The weather plays a big part and the forecast was favourable, cloudy with light rain. I had visions of trees clothed in their Autumnal hues in a moody, misty environment. As often is the case though, this vision didn’t present itself. The sun was out and the visibility was good. I didn’t want the sun to be out and I didn’t want the visibility good. I quickly changed my plans.
I arrived in the Borrowdale area and stopped off at Derwent Water, off the Borrowdale road. There is something appealing with this lake side location. The reflections were beautiful. A colourful display of the trees across the lake, mirrored in the glass like lake. An excellent picture post card shot was on the cards but I resisted or so I thought. I wanted to capture something different and not the obvious. This however has been my downfall lately. The need to get something that is not the obvious and coming away with an image which later down the line I am not keen on. Thankfully, I decided to take a reflection shot. This was more about the atmospheric mist and the splashes of light. It was sort of different;
I moved on down the road and into the heart of Borrowdale. I had not found what I had intended from the day. I wanted to make a video focusing on the Autumn colours and fancied myself with a bit of woodland magic. The light was not on my side. It was getting harsh and the friendly mist had decided to visit another day. The key was to adapt to what presented itself. I had found an interesting patch of woodland which soon became popular with other photographers as the morning progressed. This location was made even more popular apparently by a previous nights photography talk so I was told when speaking to another chap who had obviously liked the same composition as me. His ever nearing presence lead to a short exchange of pleasantries.
The scene was very worthy of a good hour, searching for the right batch of bracken against a backdrop of Silver Birch. Separation of the Silver Birch was easy, finding the foreground was the most testing. I was fairly pleased with the shots I took using both my 50mm lens, handheld and my Wide Angle lens;
The sun was reflecting harsh light off the bracken and an early morning start, together with the thought of a hike to come was hindering my concentration to work the area more so I moved on to my next destination.
I parked at Seatoller and grabbed my walking sticks after a quick lunch in my car. It was hike time. By this time the weather had become more favourable for fell walking with a hint of rain and overcast skies. It was much later than my usual starting times to head out for a hike. I was conscious of the sunset times but confident that I would make it to the summit of Glaramara and back before dark. I did have my head torch as I always do but given the option, hiking back in daylight is always preferable.
It soon became apparent that this was no easy walk. The distance was around 3 kilometres but the ascent was testing. Glaramara was certainly not the tallest of the Lakeland Fells at 783 metres but it was not the smallest. Tiredness was soon setting in and I was reminded by a passing walker that my backpack was rather on the large side with 2 fairly large tripods protruding from either side. I decided to stop and record a piece to camera, giving me some outlet to share my pains. It was time to reconsider my payload if I was to manage all the Wainwrights by next year. I am currently contemplating a lighter option for the shorter hikes. Time will see if it works.
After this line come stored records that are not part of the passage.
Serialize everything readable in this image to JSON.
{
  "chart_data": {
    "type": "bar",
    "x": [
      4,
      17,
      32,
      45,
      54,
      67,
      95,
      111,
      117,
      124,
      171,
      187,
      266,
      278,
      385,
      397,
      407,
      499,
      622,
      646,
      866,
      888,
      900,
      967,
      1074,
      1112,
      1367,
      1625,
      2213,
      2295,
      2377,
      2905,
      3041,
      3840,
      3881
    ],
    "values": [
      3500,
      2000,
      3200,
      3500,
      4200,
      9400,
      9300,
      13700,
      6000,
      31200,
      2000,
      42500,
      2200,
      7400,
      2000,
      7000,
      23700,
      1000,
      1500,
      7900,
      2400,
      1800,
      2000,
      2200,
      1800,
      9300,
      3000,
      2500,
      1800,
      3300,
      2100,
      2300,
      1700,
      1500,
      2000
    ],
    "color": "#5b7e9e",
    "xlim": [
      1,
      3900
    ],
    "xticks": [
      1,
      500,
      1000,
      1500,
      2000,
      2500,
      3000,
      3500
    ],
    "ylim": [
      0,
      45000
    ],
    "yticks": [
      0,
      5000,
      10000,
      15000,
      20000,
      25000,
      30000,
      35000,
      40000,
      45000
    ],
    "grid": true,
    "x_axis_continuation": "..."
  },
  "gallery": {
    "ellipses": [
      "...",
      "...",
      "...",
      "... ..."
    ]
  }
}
Time was not on my side. I wanted to grab at least one more shot for the video. Yes, the vlogging had taken over but that’s another article to be debated later. It was getting late and the sun was due to set in around 2 hours and I was around a kilometre away from my destination. Thankfully a scene developed behind me and my telephoto was again put to good use. The depth, layers, shapes and mood had yet again delivered;
I made it to the summit of Glaramara with around an hour to spare. The visibility was minimal and evoked a sense of eeriness and solitude. I love these moments. I was exhausted which had been proven through taking three small tumbles. Thankfully I wasn’t injured. With a few mouthfuls of coffee and a handful of Jelly babies, I made it back to my car in good time. I often say it in my vlogs but adapting and making the most of what you have got is key to landscape photography. It gains experience and improves chances to get it right when Mother Nature occasionally provides the near perfect canvas.